The standard error is
- the expected error
- describes variability in the estimate

In [None]:
d = np.random.normal(10, 5, 100000)

np.testing.assert_allclose(scipy_standard_error(d), np.std(d) / np.power(len(d), 0.5), rtol=1e-05)

np.std(d) / np.power(len(d), 0.5)

We can also take a computational approach to estimating standard error.  Before we do this, let's introduce a new dataset.

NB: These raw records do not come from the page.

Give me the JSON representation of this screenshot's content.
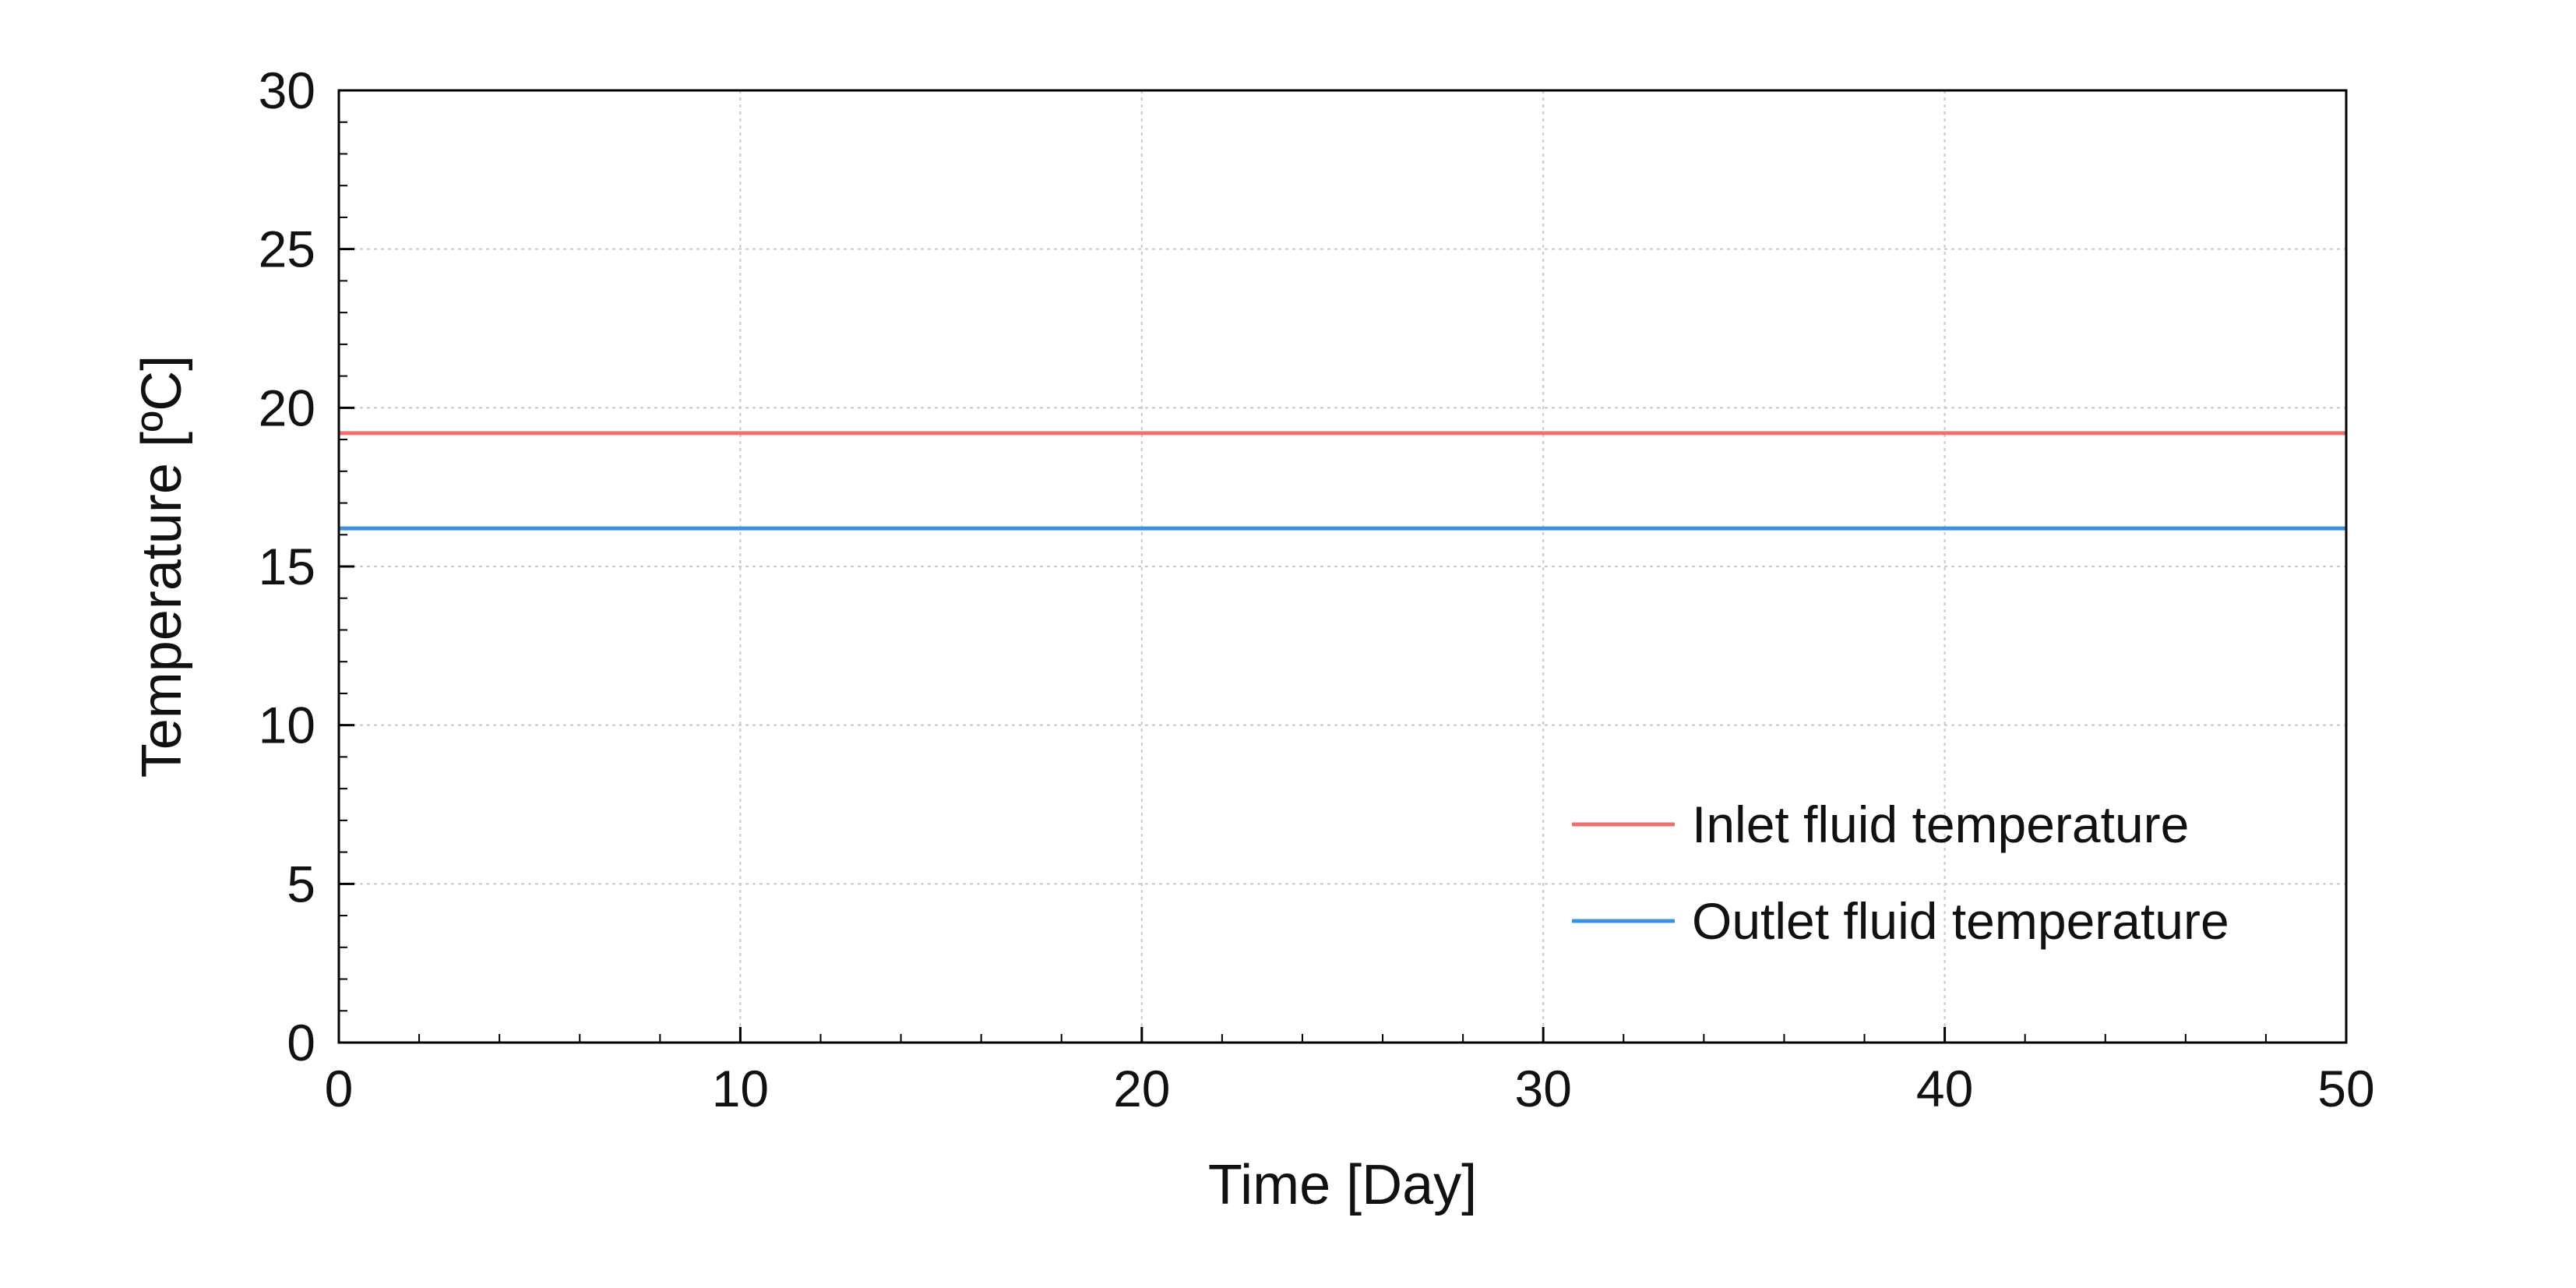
{
  "chart_data": {
    "type": "line",
    "title": "",
    "xlabel": "Time [Day]",
    "ylabel": "Temperature [ºC]",
    "xlim": [
      0,
      50
    ],
    "ylim": [
      0,
      30
    ],
    "x_ticks": [
      0,
      10,
      20,
      30,
      40,
      50
    ],
    "y_ticks": [
      0,
      5,
      10,
      15,
      20,
      25,
      30
    ],
    "grid": true,
    "legend_position": "bottom-right",
    "series": [
      {
        "name": "Inlet fluid temperature",
        "color": "#f07070",
        "x": [
          0,
          50
        ],
        "y": [
          19.2,
          19.2
        ]
      },
      {
        "name": "Outlet fluid temperature",
        "color": "#3a93e0",
        "x": [
          0,
          50
        ],
        "y": [
          16.2,
          16.2
        ]
      }
    ]
  }
}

## A new dataset (no more Iris!)

http://archive.ics.uci.edu/ml/datasets/Forest+Fires

Run bash commands to:
- make a folder called `data`
- download two text files
- move them into `data`

In [None]:
data = load_forest_fires()

data.shape

In [None]:
data.head(2)

Let's first look at the **data distribution** of a feature:

In [None]:
_ = data.plot(y='temp', kind='hist')

And some of the statistics of this data:

In [None]:
data.loc[:, 'RH'].describe()

## Practical

Take a computational approach to estimating standard error:
1. sample a bootstrap of n samples
2. record the sample mean of the n samples
3. repeat steps 1 & 2 m times - each time reporting the sample mean standard error (ie the standard deviation)
4. produce a histogram of the sample means

## Confidence intervals

A confidence interval = measurement of error in a sample estimate
- same purpose as histograms, boxplots & standard errors

The confidence interval can be thought of as
- the interval that encloses X % of the bootstrap sampling distribution
- an X % CI should, on average, contain similar sample estimates X % of the time

The general method for generating a boostrap confidence interval:
1. draw a bootstrap sample
2. record the statistic (mean, var etc)
3. repeat 1 & 2 many times
4. trim (100-x) / 2 % from either end of the distribution - the end points are now your confidence intervals

In [None]:
data = pd.read_csv('./data/forestfires.csv')
col = 'temp'

n_samples = 1000
sample_size = 1000

statistics = []
for _ in range(n_samples):
    idxs = np.random.randint(0, data.shape[0], sample_size)
    sample_mean = np.mean(data.loc[idxs, col])
    statistics.append(sample_mean)

In [None]:
statistics = sorted(statistics)

interval = 0.95
split = int(data.shape[0] * (1 - interval) / 2)
split

In [None]:
start, end = statistics[split], statistics[-split]

start, end

In [None]:
f, ax = plt.subplots()
ax.hist(statistics)
ax.axvline(start, color='red')
ax.axvline(end, color='red')

We can also use a cumulative density function (CDF) to 
- visualize the distribution of sample means
- calculate the confidence intervals

In [None]:
y, x = zip(*make_cdf(statistics))

y = np.array(y)
x = np.array(x)

start = x[y == 0.05]
end = x[y == 0.95]

f, ax = plt.subplots()
ax.plot(x, y)
ax.axvline(start, color='red')
ax.axvline(end, color='red')

In [None]:
print(start, end)

## Quiz

[Chapter 12 of Statistics Done Wrong - Alex Reinhart](https://www.statisticsdonewrong.com/)

As the sample size increases, what happens to the
- standard error
- standard deviation

What sources of error are we not accounting for with these two statistics?

Which of the three sources of error (sampling error, sampling bias or measurement) is pseudoreplication?